Separately, Lean’s emphasis on customer satisfaction amplifies the potential of innovation anyway. If a company can deeply understand customer pain points through tools like Value Stream Mapping, organizations can look to identify any unmet customer needs and then develop value-driven solutions. Focusing on a customer-centric approach will ensure that innovation is both practically implemented and impactful.

Ultimately, the bottom line is that as businesses are facing increasing competitive pressures in changing markets, Lean is going to help eliminate waste while also giving teams the power to experiment to drive sustainable innovation to stay atop their competition continuously.

Other useful Tools and Concepts

The topic of Lean Innovation isn’t going to go away, and that is a good thing, which means you want to do more reading on Lean altogether. A good place to start is with Building a Lean Culture that Lasts, which will help you understand why a culture is critical for any organization to innovate and grow.
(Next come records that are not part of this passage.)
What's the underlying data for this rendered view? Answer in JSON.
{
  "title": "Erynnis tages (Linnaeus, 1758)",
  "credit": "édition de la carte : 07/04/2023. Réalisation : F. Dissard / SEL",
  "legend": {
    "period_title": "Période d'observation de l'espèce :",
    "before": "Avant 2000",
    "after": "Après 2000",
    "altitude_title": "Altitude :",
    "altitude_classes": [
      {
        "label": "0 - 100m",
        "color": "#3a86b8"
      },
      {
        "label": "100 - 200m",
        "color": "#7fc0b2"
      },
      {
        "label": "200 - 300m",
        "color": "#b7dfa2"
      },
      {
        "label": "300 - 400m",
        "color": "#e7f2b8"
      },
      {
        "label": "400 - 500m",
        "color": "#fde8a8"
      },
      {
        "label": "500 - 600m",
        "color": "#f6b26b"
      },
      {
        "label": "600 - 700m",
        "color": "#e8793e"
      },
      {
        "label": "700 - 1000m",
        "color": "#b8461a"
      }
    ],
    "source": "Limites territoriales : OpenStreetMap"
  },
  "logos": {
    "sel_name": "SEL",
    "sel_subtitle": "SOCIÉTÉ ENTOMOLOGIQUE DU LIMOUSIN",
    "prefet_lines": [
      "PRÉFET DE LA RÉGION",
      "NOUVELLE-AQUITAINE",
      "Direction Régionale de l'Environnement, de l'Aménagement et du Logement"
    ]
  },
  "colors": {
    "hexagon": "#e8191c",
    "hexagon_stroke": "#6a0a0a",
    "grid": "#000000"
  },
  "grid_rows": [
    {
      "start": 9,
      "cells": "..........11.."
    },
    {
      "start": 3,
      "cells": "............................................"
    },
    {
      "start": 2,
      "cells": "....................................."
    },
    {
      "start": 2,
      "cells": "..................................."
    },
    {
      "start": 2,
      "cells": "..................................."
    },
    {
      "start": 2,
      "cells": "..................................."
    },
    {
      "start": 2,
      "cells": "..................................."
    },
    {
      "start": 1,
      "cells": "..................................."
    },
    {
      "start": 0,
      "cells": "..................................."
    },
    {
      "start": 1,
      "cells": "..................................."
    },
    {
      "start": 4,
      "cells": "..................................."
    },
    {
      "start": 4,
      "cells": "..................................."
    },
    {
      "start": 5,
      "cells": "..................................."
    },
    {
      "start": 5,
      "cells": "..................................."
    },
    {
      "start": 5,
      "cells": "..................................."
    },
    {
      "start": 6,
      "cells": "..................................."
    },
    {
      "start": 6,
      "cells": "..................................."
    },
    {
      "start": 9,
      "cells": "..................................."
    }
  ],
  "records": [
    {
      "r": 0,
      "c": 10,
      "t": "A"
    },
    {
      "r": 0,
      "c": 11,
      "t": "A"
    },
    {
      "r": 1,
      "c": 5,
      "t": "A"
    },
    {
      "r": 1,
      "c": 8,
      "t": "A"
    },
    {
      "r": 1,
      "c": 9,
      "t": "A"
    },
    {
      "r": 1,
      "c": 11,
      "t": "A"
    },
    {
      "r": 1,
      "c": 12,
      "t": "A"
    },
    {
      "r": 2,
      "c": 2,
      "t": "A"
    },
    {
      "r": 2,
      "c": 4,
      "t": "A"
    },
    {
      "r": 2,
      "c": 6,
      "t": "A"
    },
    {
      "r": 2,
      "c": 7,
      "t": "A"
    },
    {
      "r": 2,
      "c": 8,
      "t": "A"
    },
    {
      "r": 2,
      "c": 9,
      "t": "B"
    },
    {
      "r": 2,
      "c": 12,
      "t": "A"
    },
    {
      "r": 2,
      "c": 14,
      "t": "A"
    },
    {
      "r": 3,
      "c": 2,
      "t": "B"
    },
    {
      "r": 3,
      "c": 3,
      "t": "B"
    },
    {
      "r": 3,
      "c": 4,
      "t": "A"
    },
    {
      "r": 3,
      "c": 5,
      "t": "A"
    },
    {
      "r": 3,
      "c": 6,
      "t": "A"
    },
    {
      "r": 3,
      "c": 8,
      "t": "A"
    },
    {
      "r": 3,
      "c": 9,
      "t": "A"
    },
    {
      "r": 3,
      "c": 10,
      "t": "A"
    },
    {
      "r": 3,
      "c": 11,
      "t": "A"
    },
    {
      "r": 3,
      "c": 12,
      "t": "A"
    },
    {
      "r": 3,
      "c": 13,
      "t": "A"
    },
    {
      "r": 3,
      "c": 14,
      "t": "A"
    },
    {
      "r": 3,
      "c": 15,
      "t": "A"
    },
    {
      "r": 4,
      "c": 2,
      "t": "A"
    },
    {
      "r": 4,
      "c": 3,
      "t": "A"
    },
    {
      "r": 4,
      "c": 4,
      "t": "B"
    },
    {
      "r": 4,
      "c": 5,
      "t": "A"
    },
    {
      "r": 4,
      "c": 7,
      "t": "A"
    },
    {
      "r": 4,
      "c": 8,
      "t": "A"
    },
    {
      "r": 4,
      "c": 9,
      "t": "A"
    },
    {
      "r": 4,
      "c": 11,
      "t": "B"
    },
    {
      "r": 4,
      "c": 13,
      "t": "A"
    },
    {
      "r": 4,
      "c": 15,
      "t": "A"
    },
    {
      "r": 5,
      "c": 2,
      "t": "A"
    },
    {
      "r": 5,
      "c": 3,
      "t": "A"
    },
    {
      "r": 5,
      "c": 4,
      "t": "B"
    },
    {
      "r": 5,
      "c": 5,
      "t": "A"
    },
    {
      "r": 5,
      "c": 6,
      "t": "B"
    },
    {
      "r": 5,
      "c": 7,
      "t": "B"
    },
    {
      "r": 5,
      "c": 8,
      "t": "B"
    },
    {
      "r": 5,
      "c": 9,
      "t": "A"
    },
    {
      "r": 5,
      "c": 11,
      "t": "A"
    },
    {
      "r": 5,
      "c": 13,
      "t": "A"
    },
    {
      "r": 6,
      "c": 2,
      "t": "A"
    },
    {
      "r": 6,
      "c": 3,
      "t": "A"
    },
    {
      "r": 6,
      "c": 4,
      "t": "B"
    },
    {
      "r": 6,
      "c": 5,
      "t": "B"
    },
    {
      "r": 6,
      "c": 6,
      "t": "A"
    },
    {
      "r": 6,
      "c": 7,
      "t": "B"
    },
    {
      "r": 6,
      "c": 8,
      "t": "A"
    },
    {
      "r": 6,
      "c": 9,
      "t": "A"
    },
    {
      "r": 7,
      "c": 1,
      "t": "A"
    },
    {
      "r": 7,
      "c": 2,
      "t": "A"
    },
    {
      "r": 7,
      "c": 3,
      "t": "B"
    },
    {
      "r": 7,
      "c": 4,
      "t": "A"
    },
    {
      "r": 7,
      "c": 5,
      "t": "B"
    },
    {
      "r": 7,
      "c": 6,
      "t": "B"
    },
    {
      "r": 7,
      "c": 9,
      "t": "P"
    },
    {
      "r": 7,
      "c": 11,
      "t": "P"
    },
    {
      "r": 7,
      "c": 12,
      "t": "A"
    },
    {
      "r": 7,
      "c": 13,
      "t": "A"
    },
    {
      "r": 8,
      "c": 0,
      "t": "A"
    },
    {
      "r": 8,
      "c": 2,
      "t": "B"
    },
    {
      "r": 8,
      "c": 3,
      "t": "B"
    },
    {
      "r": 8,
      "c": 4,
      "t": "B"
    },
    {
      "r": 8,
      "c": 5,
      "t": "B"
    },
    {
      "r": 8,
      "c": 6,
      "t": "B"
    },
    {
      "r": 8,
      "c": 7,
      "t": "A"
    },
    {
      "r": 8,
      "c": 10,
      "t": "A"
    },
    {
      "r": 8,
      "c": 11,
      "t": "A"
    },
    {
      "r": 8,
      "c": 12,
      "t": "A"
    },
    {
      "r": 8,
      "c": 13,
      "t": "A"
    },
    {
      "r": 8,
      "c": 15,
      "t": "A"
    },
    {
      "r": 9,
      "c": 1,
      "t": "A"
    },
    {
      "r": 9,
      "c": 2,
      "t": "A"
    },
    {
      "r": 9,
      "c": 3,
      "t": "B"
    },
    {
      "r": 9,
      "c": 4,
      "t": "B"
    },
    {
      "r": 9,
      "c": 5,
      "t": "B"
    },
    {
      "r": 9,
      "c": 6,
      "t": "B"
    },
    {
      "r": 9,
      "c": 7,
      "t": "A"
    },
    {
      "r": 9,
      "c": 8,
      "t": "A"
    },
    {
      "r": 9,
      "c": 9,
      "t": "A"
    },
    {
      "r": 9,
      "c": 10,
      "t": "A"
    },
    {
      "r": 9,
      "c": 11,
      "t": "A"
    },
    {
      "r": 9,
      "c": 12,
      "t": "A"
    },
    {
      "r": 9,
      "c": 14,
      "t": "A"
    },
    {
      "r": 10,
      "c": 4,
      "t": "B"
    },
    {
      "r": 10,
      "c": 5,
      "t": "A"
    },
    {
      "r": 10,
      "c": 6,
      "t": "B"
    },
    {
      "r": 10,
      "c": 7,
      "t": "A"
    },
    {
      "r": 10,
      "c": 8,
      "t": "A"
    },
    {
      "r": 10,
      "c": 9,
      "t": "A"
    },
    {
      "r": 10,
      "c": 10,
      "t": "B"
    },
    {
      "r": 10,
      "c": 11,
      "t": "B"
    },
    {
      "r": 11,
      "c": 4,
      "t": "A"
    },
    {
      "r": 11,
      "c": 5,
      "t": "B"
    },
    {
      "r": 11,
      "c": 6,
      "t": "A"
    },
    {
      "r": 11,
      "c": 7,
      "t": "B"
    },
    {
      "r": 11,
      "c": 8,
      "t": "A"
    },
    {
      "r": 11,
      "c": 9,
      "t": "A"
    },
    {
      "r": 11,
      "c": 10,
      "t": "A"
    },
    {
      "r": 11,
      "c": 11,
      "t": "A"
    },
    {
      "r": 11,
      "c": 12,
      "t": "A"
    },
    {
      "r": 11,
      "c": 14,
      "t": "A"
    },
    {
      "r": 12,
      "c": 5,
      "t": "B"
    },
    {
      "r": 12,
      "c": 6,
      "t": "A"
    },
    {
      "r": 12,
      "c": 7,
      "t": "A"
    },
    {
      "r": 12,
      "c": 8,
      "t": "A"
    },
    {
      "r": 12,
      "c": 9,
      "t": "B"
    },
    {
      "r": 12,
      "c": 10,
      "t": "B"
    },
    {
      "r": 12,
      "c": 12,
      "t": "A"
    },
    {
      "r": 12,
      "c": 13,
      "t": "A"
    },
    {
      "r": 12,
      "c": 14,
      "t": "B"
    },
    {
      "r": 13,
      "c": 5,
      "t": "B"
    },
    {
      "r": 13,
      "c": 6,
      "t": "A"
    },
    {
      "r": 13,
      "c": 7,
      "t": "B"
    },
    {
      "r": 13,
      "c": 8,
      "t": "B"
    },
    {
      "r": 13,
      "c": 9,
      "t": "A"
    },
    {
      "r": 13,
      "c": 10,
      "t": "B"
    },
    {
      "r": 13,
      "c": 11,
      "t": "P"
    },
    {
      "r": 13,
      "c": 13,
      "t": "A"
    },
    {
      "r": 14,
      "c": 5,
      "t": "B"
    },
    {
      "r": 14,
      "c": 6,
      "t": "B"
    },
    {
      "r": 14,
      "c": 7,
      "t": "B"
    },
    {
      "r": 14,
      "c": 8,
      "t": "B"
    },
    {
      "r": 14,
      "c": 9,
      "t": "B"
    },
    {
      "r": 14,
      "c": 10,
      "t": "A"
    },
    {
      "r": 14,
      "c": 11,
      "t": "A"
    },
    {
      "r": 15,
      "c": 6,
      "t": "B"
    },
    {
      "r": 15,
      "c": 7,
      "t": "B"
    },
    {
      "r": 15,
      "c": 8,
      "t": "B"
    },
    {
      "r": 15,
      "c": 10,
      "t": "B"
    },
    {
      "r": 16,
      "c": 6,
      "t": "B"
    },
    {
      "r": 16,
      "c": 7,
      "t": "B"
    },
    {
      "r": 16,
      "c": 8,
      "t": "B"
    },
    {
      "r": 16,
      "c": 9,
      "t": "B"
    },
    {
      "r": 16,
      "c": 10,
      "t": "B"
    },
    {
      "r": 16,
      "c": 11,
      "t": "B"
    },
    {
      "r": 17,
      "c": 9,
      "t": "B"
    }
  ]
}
You can also spend some time exploring how Lean Six Sigma plays a role in breaking down silos, so different teams can get together and start innovating. You can also switch gears and read more about the Theory of Constraints and how it can help find the bottlenecks in your business and bust through them.

Conclusion

Lean and Lean Innovation aren’t going anywhere and are only likely to get more popular with time. We live in dynamic and changing markets, which means that innovation could be the differentiator between a customer choosing a company they have stuck with for a long time or a company that is now inviting them to try something new.